Medicinal Chemistry Research Group, Research Centre for Natural Sciences, 1117 Budapest, Hungary.
Institute for Medical Biochemistry, University of Veterinary Medicine, 1220 Vienna, Austria.
Int J Mol Sci. 2021 Sep 17;22(18):10055. doi: 10.3390/ijms221810055.
Histone methyltransferases (HMTs) have attracted considerable attention as potential targets for pharmaceutical intervention in various malignant diseases. These enzymes are known for introducing methyl marks at specific locations of histone proteins, creating a complex system that regulates epigenetic control of gene expression and cell differentiation. Here, we describe the identification of first-generation cell-permeable non-nucleoside type inhibitors of SETD2, the only mammalian HMT that is able to tri-methylate the K36 residue of histone H3. By generating the epigenetic mark H3K36me3, SETD2 is involved in the progression of acute myeloid leukemia. We developed a structure-based virtual screening protocol that was first validated in retrospective studies. Next, prospective screening was performed on a large library of commercially available compounds. Experimental validation of 22 virtual hits led to the discovery of three compounds that showed dose-dependent inhibition of the enzymatic activity of SETD2. Compound C13 effectively blocked the proliferation of two acute myeloid leukemia (AML) cell lines with MLL rearrangements and led to decreased H3K36me3 levels, prioritizing this chemotype as a viable chemical starting point for drug discovery projects.

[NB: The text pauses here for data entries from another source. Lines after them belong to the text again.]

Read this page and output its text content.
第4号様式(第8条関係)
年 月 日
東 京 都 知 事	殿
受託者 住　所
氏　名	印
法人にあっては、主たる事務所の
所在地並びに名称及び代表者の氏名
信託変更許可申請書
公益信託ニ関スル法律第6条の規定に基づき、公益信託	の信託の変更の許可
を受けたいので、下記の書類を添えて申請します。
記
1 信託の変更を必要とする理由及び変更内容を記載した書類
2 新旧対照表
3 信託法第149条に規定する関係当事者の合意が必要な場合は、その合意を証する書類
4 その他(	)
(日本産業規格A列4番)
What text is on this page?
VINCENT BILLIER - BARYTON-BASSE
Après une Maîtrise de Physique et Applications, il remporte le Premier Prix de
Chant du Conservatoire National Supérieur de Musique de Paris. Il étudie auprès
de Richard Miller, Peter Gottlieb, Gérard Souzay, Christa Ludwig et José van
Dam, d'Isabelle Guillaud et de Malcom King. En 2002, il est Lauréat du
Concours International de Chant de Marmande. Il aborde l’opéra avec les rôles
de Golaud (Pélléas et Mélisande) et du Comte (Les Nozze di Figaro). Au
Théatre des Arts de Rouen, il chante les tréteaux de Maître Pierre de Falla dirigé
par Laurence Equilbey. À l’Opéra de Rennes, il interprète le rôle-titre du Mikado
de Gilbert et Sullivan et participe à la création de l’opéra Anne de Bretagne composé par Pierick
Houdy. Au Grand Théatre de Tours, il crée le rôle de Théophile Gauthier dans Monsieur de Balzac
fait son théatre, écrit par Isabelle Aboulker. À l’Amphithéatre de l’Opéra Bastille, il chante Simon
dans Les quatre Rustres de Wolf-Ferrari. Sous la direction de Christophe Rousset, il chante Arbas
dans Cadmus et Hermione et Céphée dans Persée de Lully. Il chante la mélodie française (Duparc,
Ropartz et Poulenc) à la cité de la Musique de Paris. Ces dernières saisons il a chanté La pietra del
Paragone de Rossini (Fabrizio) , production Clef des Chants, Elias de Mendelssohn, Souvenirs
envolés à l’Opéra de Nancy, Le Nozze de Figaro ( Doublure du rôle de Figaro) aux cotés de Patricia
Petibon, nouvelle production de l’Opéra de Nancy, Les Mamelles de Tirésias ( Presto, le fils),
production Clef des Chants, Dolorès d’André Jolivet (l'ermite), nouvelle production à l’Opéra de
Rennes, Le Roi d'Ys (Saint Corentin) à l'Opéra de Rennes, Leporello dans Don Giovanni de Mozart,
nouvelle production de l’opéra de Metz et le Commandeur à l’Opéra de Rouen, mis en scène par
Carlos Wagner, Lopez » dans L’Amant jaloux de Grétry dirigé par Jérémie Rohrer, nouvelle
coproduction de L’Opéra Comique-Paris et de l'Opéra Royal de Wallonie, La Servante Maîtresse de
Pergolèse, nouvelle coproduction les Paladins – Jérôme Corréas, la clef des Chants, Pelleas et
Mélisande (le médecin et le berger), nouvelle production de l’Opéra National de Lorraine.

组蛋白甲基转移酶(HMTs)作为药物干预各种恶性疾病的潜在靶点引起了相当大的关注。这些酶以在组蛋白蛋白的特定位置引入甲基标记而闻名,形成了一个复杂的系统,调节基因表达和细胞分化的表观遗传控制。在这里,我们描述了第一代可穿透细胞的 SETD2 非核苷类抑制剂的鉴定,SETD2 是唯一能够三甲基化组蛋白 H3 的 K36 残基的哺乳动物 HMT。通过产生表观遗传标记 H3K36me3,SETD2 参与了急性髓细胞白血病的进展。我们开发了一种基于结构的虚拟筛选方案,该方案首先在回顾性研究中得到验证。接下来,在一个大型商业化合物库中进行了前瞻性筛选。对 22 个虚拟命中物进行实验验证,发现了三种能够剂量依赖性抑制 SETD2 酶活性的化合物。化合物 C13 有效抑制了两种具有 MLL 重排的急性髓细胞白血病(AML)细胞系的增殖,并导致 H3K36me3 水平降低,将这种化学型作为药物发现项目的可行化学起点。